The words settled between them like stones dropped in still water.

She had known, somewhere deep down, that he would want this. That the marriage he'd forced on her would eventually demand everything she had. But hearing it—hearing him name it, claim it, offer it like a gift rather than a demand—something in her chest tightened.

She reached for her notepad.

"You want children with someone who can't speak to them. Who can't read them bedtime stories. Who can't call for help if something goes wrong."

He took the notepad from her hands before she could pull it back. She watched him read, his jaw tightening, his eyes flashing with something she couldn't name.

"Is that what you think?" His voice was controlled, but barely. "That you'd be less of a mother because you can't speak?"

She didn't answer.

He set the notepad aside, moving to the bed before she could react. He didn't touch her—just sat beside her, close enough that she could feel the warmth of him, far enough that she could breathe.

"My mother taught me to read," he said quietly. "She sat with me for hours, sounding out words, showing me pictures, letting me trace the letters with my finger. I don't remember her voice. I remember her hands. I remember her patience. I remember the way she made me feel like I was the most important thing in the world."

He paused, his eyes holding hers.

"You would be a better mother than she ever was. You would be patient. You would be kind. You would love without condition, without expectation, without the weight of family and reputation and everything else that poisoned my childhood. And your children—" His voice cracked. "Your children would know, every day of their lives, that they were wanted. That they were chosen. That they were loved."

---

She couldn't breathe.

He was describing a mother she'd never had. A childhood she'd never known. A future she'd never let herself imagine.
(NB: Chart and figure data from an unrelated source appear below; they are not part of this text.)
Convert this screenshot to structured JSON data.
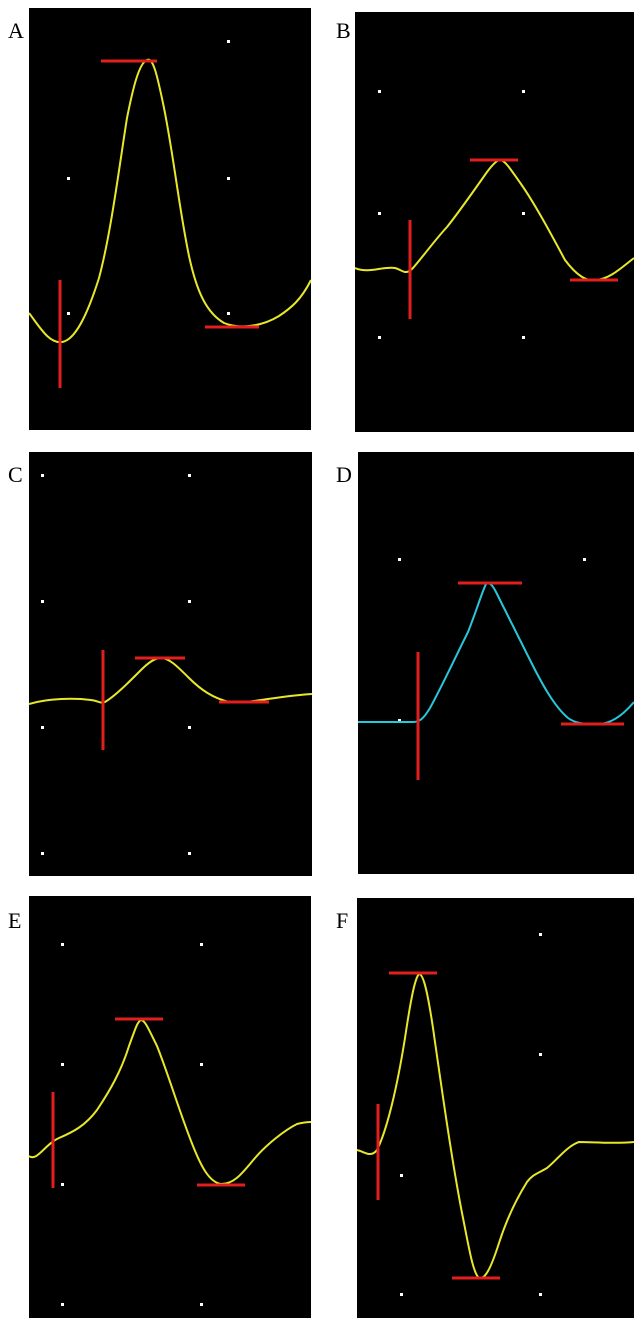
{
  "panels": [
    {
      "label": "A",
      "trace_color": "#e8e82a",
      "marker_color": "#e21e1e"
    },
    {
      "label": "B",
      "trace_color": "#e8e82a",
      "marker_color": "#e21e1e"
    },
    {
      "label": "C",
      "trace_color": "#e8e82a",
      "marker_color": "#e21e1e"
    },
    {
      "label": "D",
      "trace_color": "#28c8dc",
      "marker_color": "#e21e1e"
    },
    {
      "label": "E",
      "trace_color": "#e8e82a",
      "marker_color": "#e21e1e"
    },
    {
      "label": "F",
      "trace_color": "#e8e82a",
      "marker_color": "#e21e1e"
    }
  ],
  "background_color": "#000000",
  "grid_dot_color": "#ffffff"
}
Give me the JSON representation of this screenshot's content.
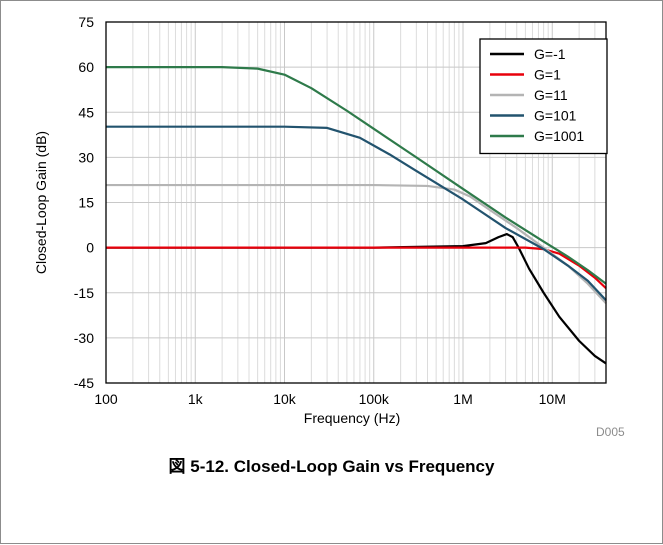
{
  "chart_data": {
    "type": "line",
    "title": "",
    "xlabel": "Frequency (Hz)",
    "ylabel": "Closed-Loop Gain (dB)",
    "xscale": "log",
    "xlim": [
      100,
      40000000
    ],
    "ylim": [
      -45,
      75
    ],
    "xticks": [
      100,
      1000,
      10000,
      100000,
      1000000,
      10000000
    ],
    "xtick_labels": [
      "100",
      "1k",
      "10k",
      "100k",
      "1M",
      "10M"
    ],
    "yticks": [
      75,
      60,
      45,
      30,
      15,
      0,
      -15,
      -30,
      -45
    ],
    "ytick_labels": [
      "75",
      "60",
      "45",
      "30",
      "15",
      "0",
      "-15",
      "-30",
      "-45"
    ],
    "grid": true,
    "legend_position": "top-right",
    "series": [
      {
        "name": "G=-1",
        "color": "#000000",
        "points": [
          [
            100,
            0
          ],
          [
            100000,
            0
          ],
          [
            1000000,
            0.5
          ],
          [
            1800000,
            1.5
          ],
          [
            2500000,
            3.5
          ],
          [
            3100000,
            4.5
          ],
          [
            3600000,
            3.5
          ],
          [
            4200000,
            0
          ],
          [
            5500000,
            -7
          ],
          [
            8000000,
            -15
          ],
          [
            12000000,
            -23
          ],
          [
            20000000,
            -31
          ],
          [
            30000000,
            -36
          ],
          [
            40000000,
            -38.5
          ]
        ]
      },
      {
        "name": "G=1",
        "color": "#e8000b",
        "points": [
          [
            100,
            0
          ],
          [
            1000000,
            0
          ],
          [
            5000000,
            0
          ],
          [
            8000000,
            -0.5
          ],
          [
            12000000,
            -2
          ],
          [
            20000000,
            -6
          ],
          [
            30000000,
            -10
          ],
          [
            40000000,
            -13.5
          ]
        ]
      },
      {
        "name": "G=11",
        "color": "#b4b4b4",
        "points": [
          [
            100,
            20.8
          ],
          [
            100000,
            20.8
          ],
          [
            400000,
            20.5
          ],
          [
            800000,
            19.3
          ],
          [
            1200000,
            17
          ],
          [
            2000000,
            12.5
          ],
          [
            4000000,
            6.5
          ],
          [
            8000000,
            0
          ],
          [
            15000000,
            -6
          ],
          [
            25000000,
            -12
          ],
          [
            40000000,
            -18.5
          ]
        ]
      },
      {
        "name": "G=101",
        "color": "#22536e",
        "points": [
          [
            100,
            40.2
          ],
          [
            10000,
            40.2
          ],
          [
            30000,
            39.8
          ],
          [
            70000,
            36.5
          ],
          [
            150000,
            31
          ],
          [
            300000,
            25.5
          ],
          [
            1000000,
            16
          ],
          [
            3000000,
            6.5
          ],
          [
            8000000,
            -0.5
          ],
          [
            15000000,
            -6
          ],
          [
            25000000,
            -11
          ],
          [
            40000000,
            -17.5
          ]
        ]
      },
      {
        "name": "G=1001",
        "color": "#2e7a4a",
        "points": [
          [
            100,
            60
          ],
          [
            2000,
            60
          ],
          [
            5000,
            59.5
          ],
          [
            10000,
            57.5
          ],
          [
            20000,
            53
          ],
          [
            50000,
            45.5
          ],
          [
            100000,
            39.5
          ],
          [
            300000,
            30
          ],
          [
            1000000,
            19.5
          ],
          [
            3000000,
            10
          ],
          [
            8000000,
            2
          ],
          [
            15000000,
            -3
          ],
          [
            25000000,
            -7.5
          ],
          [
            40000000,
            -12
          ]
        ]
      }
    ]
  },
  "caption": "図 5-12. Closed-Loop Gain vs Frequency",
  "figure_id": "D005"
}
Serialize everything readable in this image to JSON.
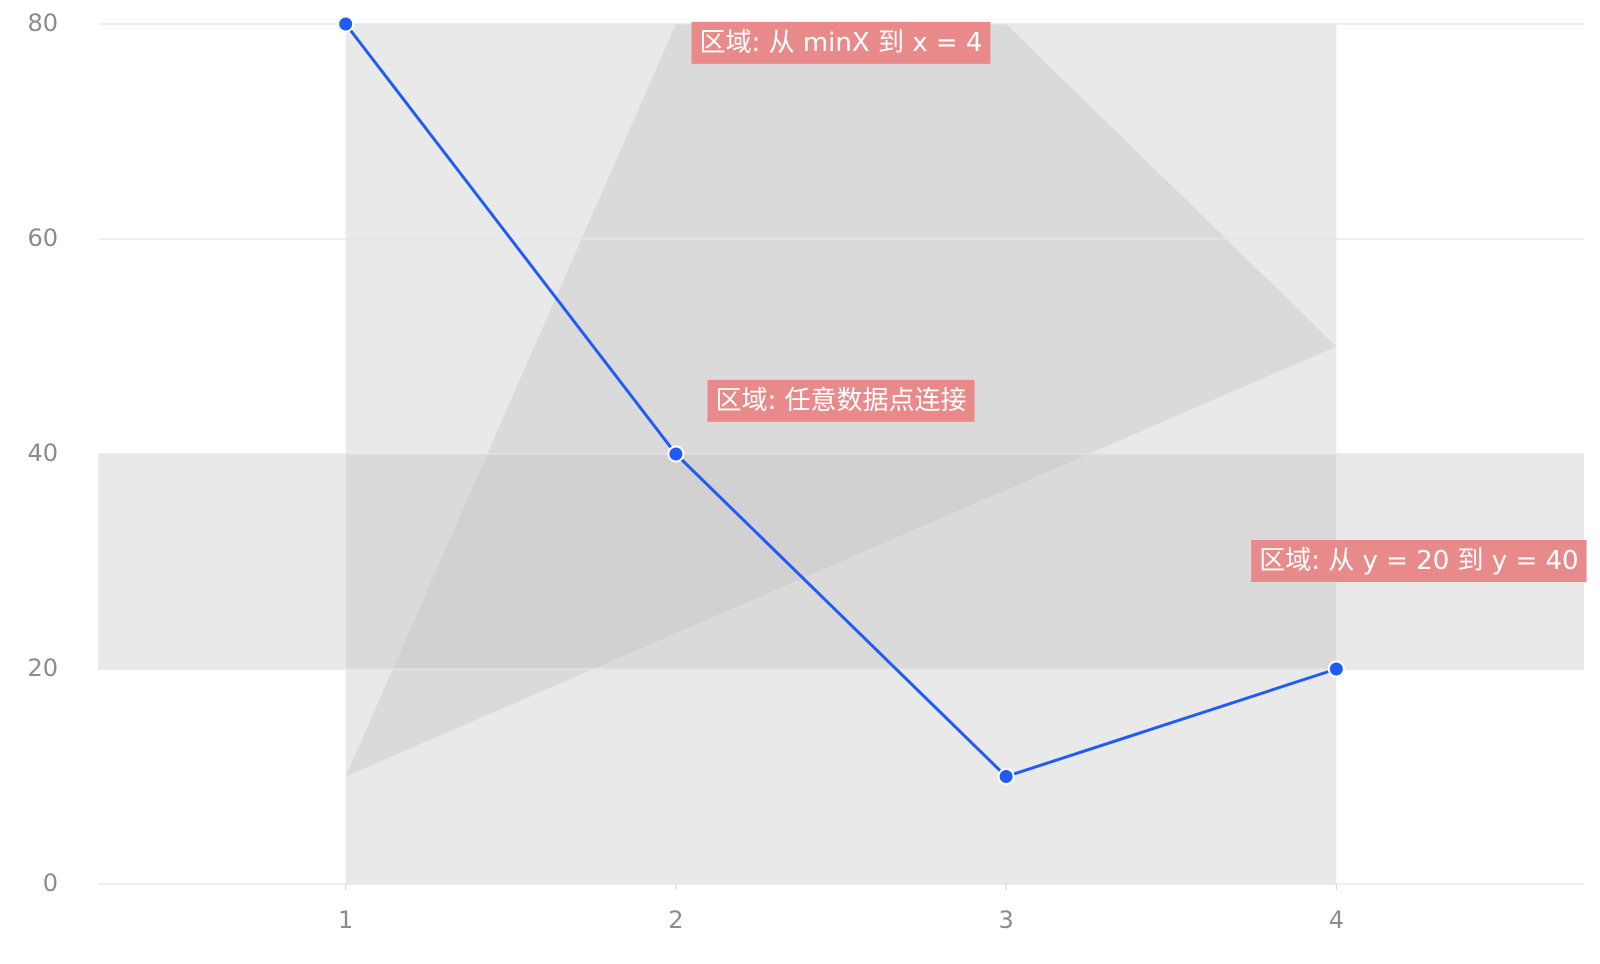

And he was offering it to her like it was already hers.

"I can't promise you children," she signed, her hands unsteady. "I can't promise you anything. I don't even know if I can stay in this house. In this family. With—" She stopped, her hands dropping.

"With me," he finished. "You don't know if you can stay with me."

She nodded.

He reached for her hands, holding them carefully, his thumbs tracing the lines of her palms. "Then we start with what you know. You know I love you. You know I'll never stop. You know I'll spend every day proving it, whether you stay or go."

She pulled her hands free. "And if I go? If I leave this house and never come back?"

His jaw tightened, but he didn't look away. "Then I'll follow you. I'll wait for you. I'll earn you back, one day at a time, for as long as it takes."

She stared at him. "That's not letting me go."

"No." His voice was steady. "It's not. I told you I wasn't going to fail you anymore. Letting you go would be failing you. Leaving you alone would be failing you. Watching you disappear into a life where no one sees you, no one loves you, no one fights for you—" He stopped, his breath catching. "That's not something I can do. Not anymore."